I guess the plea form may provide protection against the occasional defendant who tries to withdraw his plea or attack it by a habeas proceeding down the road. That layer of protection, like the well-worn quip about wearing a belt and suspenders, is superfluous. The defendant in open court signs the plea letter and the judge addresses the defendant on the record. That’s either good enough or it isn’t.

The plea petition adds nothing.
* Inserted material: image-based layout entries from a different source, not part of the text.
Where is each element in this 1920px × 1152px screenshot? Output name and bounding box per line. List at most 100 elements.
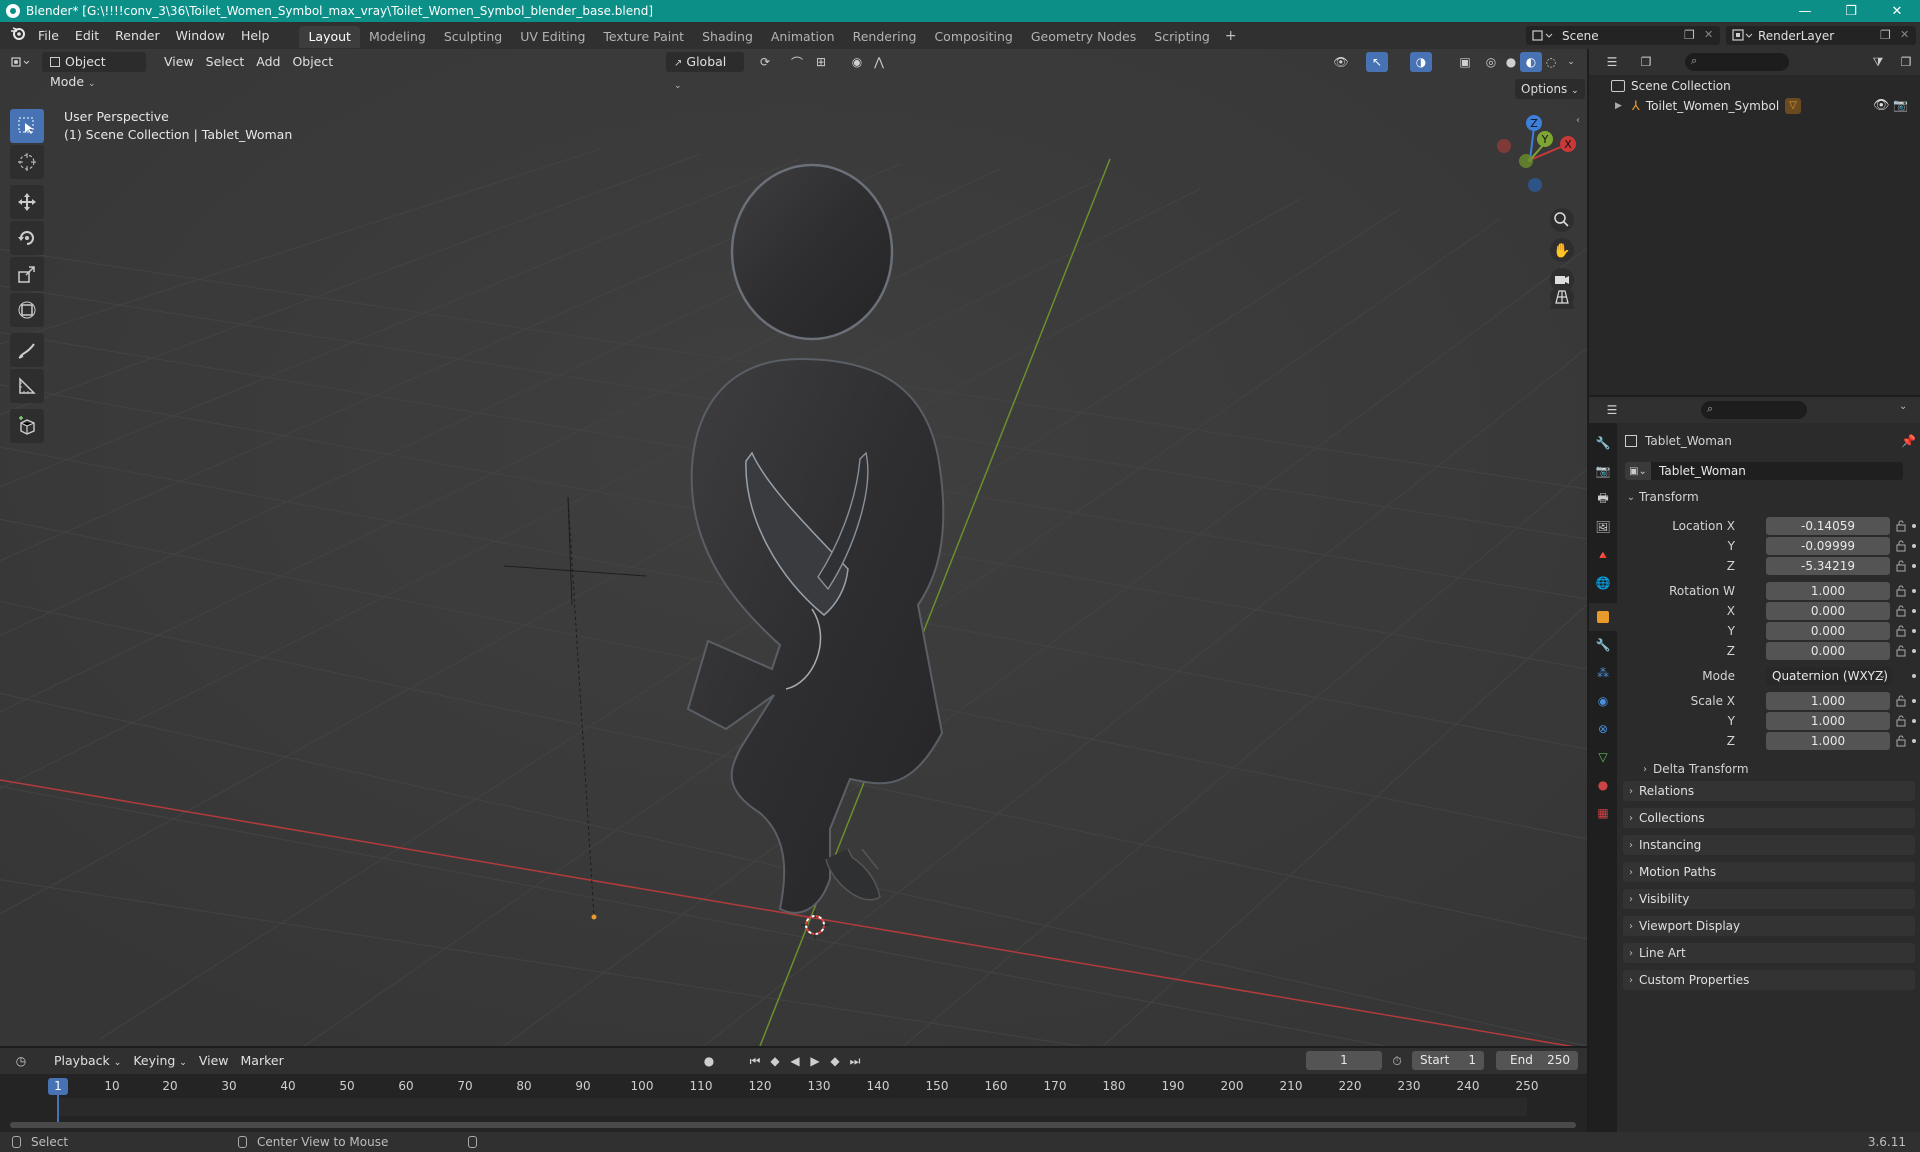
tab-texture[interactable]: ▦ (1589, 799, 1617, 827)
timeline-scrollbar[interactable] (10, 1122, 1576, 1128)
tab-constraints[interactable]: ⊗ (1589, 715, 1617, 743)
editor-type-icon[interactable] (10, 52, 32, 72)
outliner-editor-type-icon[interactable]: ☰ (1601, 52, 1623, 72)
shading-options-icon[interactable]: ⌄ (1560, 52, 1582, 72)
pan-view-icon[interactable]: ✋ (1550, 238, 1574, 262)
zoom-view-icon[interactable] (1550, 208, 1574, 232)
menu-view[interactable]: View (158, 52, 200, 72)
panel-visibility[interactable]: › Visibility (1623, 889, 1915, 909)
panel-motion-paths[interactable]: › Motion Paths (1623, 862, 1915, 882)
transform-orientation-selector[interactable]: ↗ Global ⌄ (666, 52, 744, 91)
keyframe-dot-icon[interactable] (1912, 649, 1916, 653)
lock-icon[interactable] (1896, 645, 1908, 657)
3d-viewport[interactable]: Object Mode ⌄ View Select Add Object ↗ Gl… (0, 49, 1587, 1046)
transform-tool[interactable] (10, 293, 44, 327)
delta-transform-header[interactable]: › Delta Transform (1637, 759, 1913, 779)
filter-icon[interactable]: ⧩ (1867, 52, 1889, 72)
gizmo-toggle-icon[interactable]: ↖ (1366, 52, 1388, 72)
pin-icon[interactable]: 📌 (1901, 434, 1916, 448)
keyframe-dot-icon[interactable] (1912, 629, 1916, 633)
tab-world[interactable]: 🌐 (1589, 569, 1617, 597)
scale-z-field[interactable]: 1.000 (1766, 732, 1890, 750)
menu-keying[interactable]: Keying ⌄ (127, 1051, 193, 1071)
rendered-shading-icon[interactable]: ◌ (1540, 52, 1562, 72)
add-workspace-button[interactable]: + (1219, 28, 1243, 44)
lock-icon[interactable] (1896, 735, 1908, 747)
scale-x-field[interactable]: 1.000 (1766, 692, 1890, 710)
lock-icon[interactable] (1896, 520, 1908, 532)
menu-select[interactable]: Select (200, 52, 251, 72)
rotate-tool[interactable] (10, 221, 44, 255)
outliner-search-input[interactable]: ⌕ (1685, 53, 1789, 71)
start-frame-field[interactable]: Start 1 (1412, 1051, 1484, 1070)
menu-add[interactable]: Add (250, 52, 286, 72)
proportional-edit-icon[interactable]: ◉ (846, 52, 868, 72)
keyframe-dot-icon[interactable] (1912, 564, 1916, 568)
gizmo-neg-x-icon[interactable] (1497, 139, 1511, 153)
tab-output[interactable]: 🖶 (1589, 485, 1617, 513)
display-mode-icon[interactable]: ❐ (1635, 52, 1657, 72)
tab-sculpting[interactable]: Sculpting (435, 26, 511, 48)
stopwatch-icon[interactable]: ⏱ (1386, 1051, 1408, 1071)
rotation-w-field[interactable]: 1.000 (1766, 582, 1890, 600)
menu-marker[interactable]: Marker (235, 1051, 290, 1071)
gizmo-z-icon[interactable]: Z (1526, 115, 1542, 131)
next-keyframe-icon[interactable]: ◆ (824, 1051, 846, 1071)
lock-icon[interactable] (1896, 560, 1908, 572)
panel-viewport-display[interactable]: › Viewport Display (1623, 916, 1915, 936)
lock-icon[interactable] (1896, 605, 1908, 617)
tab-render[interactable]: 📷 (1589, 457, 1617, 485)
blender-menu-icon[interactable] (0, 22, 30, 49)
tab-physics[interactable]: ◉ (1589, 687, 1617, 715)
overlay-toggle-icon[interactable]: ◑ (1410, 52, 1432, 72)
rotation-mode-select[interactable]: Quaternion (WXYZ) ⌄ (1766, 667, 1892, 685)
tab-scene[interactable]: 🔺 (1589, 541, 1617, 569)
mode-selector[interactable]: Object Mode ⌄ (42, 52, 146, 89)
solid-shading-icon[interactable]: ● (1500, 52, 1522, 72)
tab-shading[interactable]: Shading (693, 26, 762, 48)
tab-material[interactable]: ● (1589, 771, 1617, 799)
gizmo-y-icon[interactable]: Y (1537, 131, 1553, 147)
expand-arrow-icon[interactable]: ▶ (1615, 101, 1622, 111)
rotation-x-field[interactable]: 0.000 (1766, 602, 1890, 620)
close-button[interactable]: ✕ (1874, 0, 1920, 22)
measure-tool[interactable] (10, 369, 44, 403)
scene-close-icon[interactable]: ✕ (1704, 28, 1713, 41)
object-browse-icon[interactable]: ▣⌄ (1625, 462, 1651, 480)
options-button[interactable]: Options ⌄ (1515, 79, 1585, 99)
keyframe-dot-icon[interactable] (1912, 719, 1916, 723)
keyframe-dot-icon[interactable] (1912, 609, 1916, 613)
lock-icon[interactable] (1896, 585, 1908, 597)
tab-object[interactable] (1589, 603, 1617, 631)
keyframe-dot-icon[interactable] (1912, 524, 1916, 528)
xray-toggle-icon[interactable]: ▣ (1454, 52, 1476, 72)
prev-keyframe-icon[interactable]: ◆ (764, 1051, 786, 1071)
tab-modifiers[interactable]: 🔧 (1589, 631, 1617, 659)
sidebar-toggle-icon[interactable]: ‹ (1576, 115, 1580, 126)
eye-visibility-icon[interactable]: 👁 (1873, 98, 1890, 113)
tab-data[interactable]: ▽ (1589, 743, 1617, 771)
gizmo-x-icon[interactable]: X (1560, 136, 1576, 152)
lock-icon[interactable] (1896, 625, 1908, 637)
falloff-icon[interactable]: ⋀ (868, 52, 890, 72)
tab-uv-editing[interactable]: UV Editing (511, 26, 594, 48)
frame-range-area[interactable] (58, 1098, 1527, 1116)
visibility-selector-icon[interactable]: 👁 (1330, 52, 1352, 72)
navigation-gizmo[interactable]: Z Y X ✋ (1490, 109, 1578, 321)
minimize-button[interactable]: — (1782, 0, 1828, 22)
outliner-row-object[interactable]: ▶ ⅄ Toilet_Women_Symbol ▽ 👁 📷 (1589, 96, 1920, 116)
transform-panel-header[interactable]: ⌄ Transform (1623, 487, 1915, 507)
gizmo-neg-z-icon[interactable] (1528, 178, 1542, 192)
properties-search-input[interactable]: ⌕ (1701, 401, 1807, 419)
snap-target-icon[interactable]: ⊞ (810, 52, 832, 72)
keyframe-dot-icon[interactable] (1912, 674, 1916, 678)
scene-selector[interactable]: Scene ❐ ✕ (1526, 26, 1720, 45)
tab-animation[interactable]: Animation (762, 26, 844, 48)
lock-icon[interactable] (1896, 715, 1908, 727)
tab-view-layer[interactable]: 🖼 (1589, 513, 1617, 541)
jump-start-icon[interactable]: ⏮ (744, 1051, 766, 1071)
select-box-tool[interactable] (10, 109, 44, 143)
camera-render-icon[interactable]: 📷 (1893, 98, 1908, 112)
tab-scripting[interactable]: Scripting (1145, 26, 1219, 48)
keyframe-dot-icon[interactable] (1912, 544, 1916, 548)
Never mind that anxiety-riddled defendants have to be bolstered to muster enough courage to stand in court and admit their guilt. Making them complete a term paper on why they are guilty and then stand in court for 40 minutes or more confronting that fact serves no real purpose other than to create paperwork, agita and headaches for lawyers trying to get their clients across the goal line in spite of themselves and, more importantly, for the clients.

From the other side, the defendant’s side, there are unnecessary hazards in the road to pleading guilty. They make the process more difficult than it has to be. They just make a difficult process even harder. Seeing a problem from both sides is, I think, helpful.